Nitric oxide (NO) and bioactive lipids as nitro-fatty acids (NO2-FA) or prostaglandins (PGs), are key mediators in a variety of physiological and pathological processes, with an essential role in inflammation. Recent studies indicate that both mediators can play an important role in the modulation of the immune response. Our research lines are dedicated to the study the role played by NO, NO2FA and PGs in inflammation and in the activation and differentiation of T lymphocytes, analysing their involvement in the regulation of gene expression and activation of transcription factors triggered from the T cell receptor.

We are also interested in the analysis of other parameters of activation such as chemotaxis, intercellular adhesion and the organization of adhesion and signalling receptors at the immune synapse. The analysis of the actions exerted by these agents in the activation and function of human T lymphocytes will allow us to determine their role in the modulation of the immune response.

1. Nitric oxide and adaptive immunity NO is a key messenger in the pathogenesis of inflammation. In the immune system, NO has been considered to be a cytotoxic molecule associated with the response of phagocytic cells to pathogens as part of the first line of host defence against infection. However, NO can also regulate the adaptive immune response, linking innate and adaptive immunity. By targeting signalling molecules, NO affects T helper cell differentiation and the effector functions of T lymphocytes, and is a potential target for therapeutic manipulation. In the last years, our group has been interested in the study of the regulatory actions exerted by NO in T cell functions, focusing on protein S-nitrosylation, nitration of fatty acids and nitro-alkylation of proteins by NO2-FA, as important post-translational modifications by which NO can act as a signalling molecule during T cell-mediated immunity.

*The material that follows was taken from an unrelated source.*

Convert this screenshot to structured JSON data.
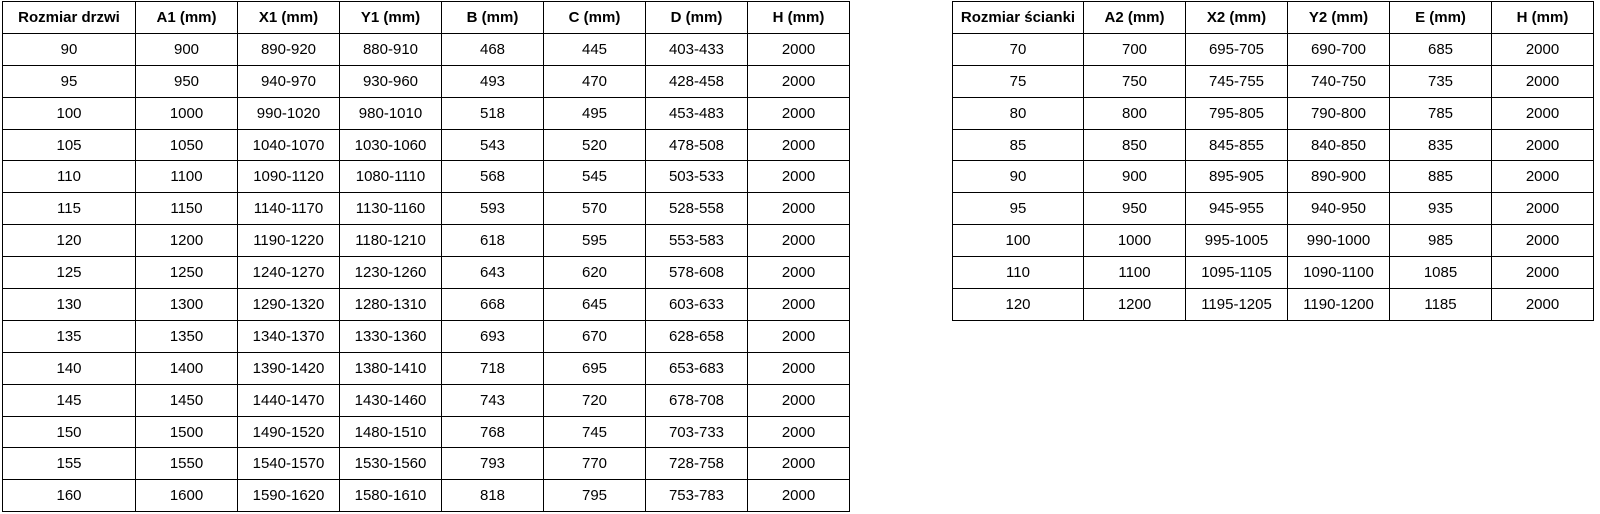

2. Actions of bioactive lipids in inflammatory processes. Fatty acid oxidative modifications result in the production of bioactive lipids, which display a variety of actions in pathophysiological processes. These compounds include PGs and NO2-FA, important signalling molecules that can modulate the inflammatory process and the immune response. To this end, we analyse their influence on diverse parameters of T lymphocyte function, focusing on their effects on transcriptional activation and gene expression and their consequences on cell activation and differentiation. Their anti-inflammatory and immunomodulatory effects take place mainly through their ability to covalently modify transcriptional regulatory proteins and enzymes and to activate various nuclear and membrane receptors, finally modifying protein function and altering patterns of gene expression. Research on the molecular and cellular basis of the actions of electrophilic fatty acids in inflammation and in the immune response, will contribute to the understanding of the potential therapeutic benefits of these compounds.